DKPro JWPL - DataMachine

Back to overview page.

Usage

  • Learn about the different ways to get JWPL and choose the one that is right for you!
  • Download the Wikipedia data from the Wikimedia Download Site. You need 3 files:
    • [LANGCODE]wiki-[DATE]-pages-articles.xml.bz2 or [LANGCODE]wiki-[DATE]-pages-meta-current.xml.bz2
    • [LANGCODE]wiki-[DATE]-pagelinks.sql.gz
    • [LANGCODE]wiki-[DATE]-categorylinks.sql.gz.
    • Note: If you want to add discussion pages to the database, use [LANGCODE]wiki-[DATE]-pages-meta-current.xml.bz2, otherwise [LANGCODE]wiki-[DATE]-pages-articles.xml.bz2 suffices.
  • Run the transformation:
    • java -jar JWPLDataMachine.jar [LANGUAGE] [MAIN_CATEGORY_NAME] [DISAMBIGUATION_CATEGORY_NAME] [SOURCE_DIRECTORY] or
    • org.dkpro.jwpl.wikipedia.datamachine.domain.JWPLDataMachine [LANGUAGE] [MAIN_CATEGORY_NAME] [DISAMBIGUATION_CATEGORY_NAME] [SOURCE_DIRECTORY]
    • Attention: For large dumps you need to increase the amount of memory assigned to the JVM using e.g. the “-Xmx2g” flag to assign 2GB of memory. For the recent English dump you will need at least 4GB. If your system uses a different file encoding you might need to add the -Dfile.encoding=utf8 flag.
      • LANGUAGE - a language string matching one the JWPL_Languages.
      • MAIN_CATEGORY_NAME - the name of the main (top) category of the Wikipedia category hierarchy
      • DISAMBIGUATION_CATEGORY_NAME - the name of the category that contains the disambiguation categories
      • SOURCE_DIRECTORY - the path to the directory containing the source files
  • Patience :) This is going to take a while… While the DataMachine is running, it creates three temporary .bin files. These are only needed during processing time and can be deleted once all files in the output directory have been produced.
  • Eventually, you should get 11 txt files in an “output” subfolder
  • Create a database with the necessary tables
    • If you are using MySQL 4.x or previous - please see JWPL_MySQL4.
    • Make sure the database encoding is set to UTF8.
    • Create a database: mysqladmin -u[USER] -p create [DB_NAME] DEFAULT CHARACTER SET utf8;, or, when on the mysql shell: CREATE DATABASE [DB_NAME] DEFAULT CHARACTER SET utf8 DEFAULT COLLATE utf8_general_ci;
    • Create all necessary tables using jwpl_tables.sql
  • Import the data files into the database: mysqlimport -uUSER -p --local --default-character-set=utf8 {database_name} *.txt
  • Now you are ready to use the database with the JWPL Core API (also see JWPLCore:GettingStarted). When first connecting to a newly imported database, indexes are created. This takes some time (up to 30 minutes), depending on the server and the size of your Wikipedia. Subsequent connects won’t have this delay.

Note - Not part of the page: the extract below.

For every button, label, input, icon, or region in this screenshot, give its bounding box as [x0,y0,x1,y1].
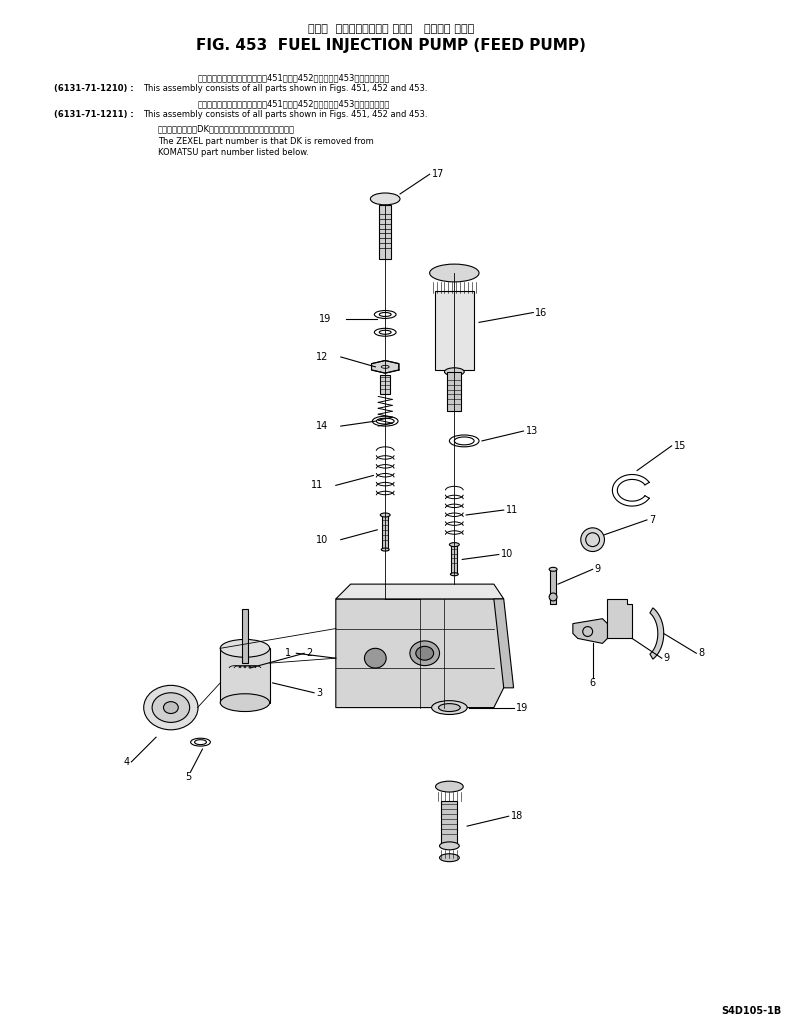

Example Transformation Commands

(Note: increase heap space for large Wikipedia versions with the -Xmx flag)

  • java -Xmx4g -jar JWPLDataMachine.jar english Contents Disambiguation_pages ~/enwiki/20081013
  • java -jar JWPLDataMachine.jar simple_english Contents Disambiguation ./
  • java -jar JWPLDataMachine.jar spanish Índice_de_categorías Wikipedia:Desambiguación ~/eswiki/20080416/
  • java -Xmx2g -jar JWPLDataMachine.jar german !Hauptkategorie Begriffsklärung ~/dewiki/20080422/
  • java -jar JWPLDataMachine.jar dutch Alles Doorverwijspagina ~/nlwiki/200810408

Mind that the names of the main category or the category marking disambiguation pages may change over time. E.g. the English category for disambiguation pages was called “Disambiguation” for a long time, while now it is “Disambiguation_pages”.

Discussion Pages

Discussion pages can only be included if the source file contains these pages (see above).
All discussion pages will be marked with the prefix “Discussion:” in the page title (for all Wikipedia language versions).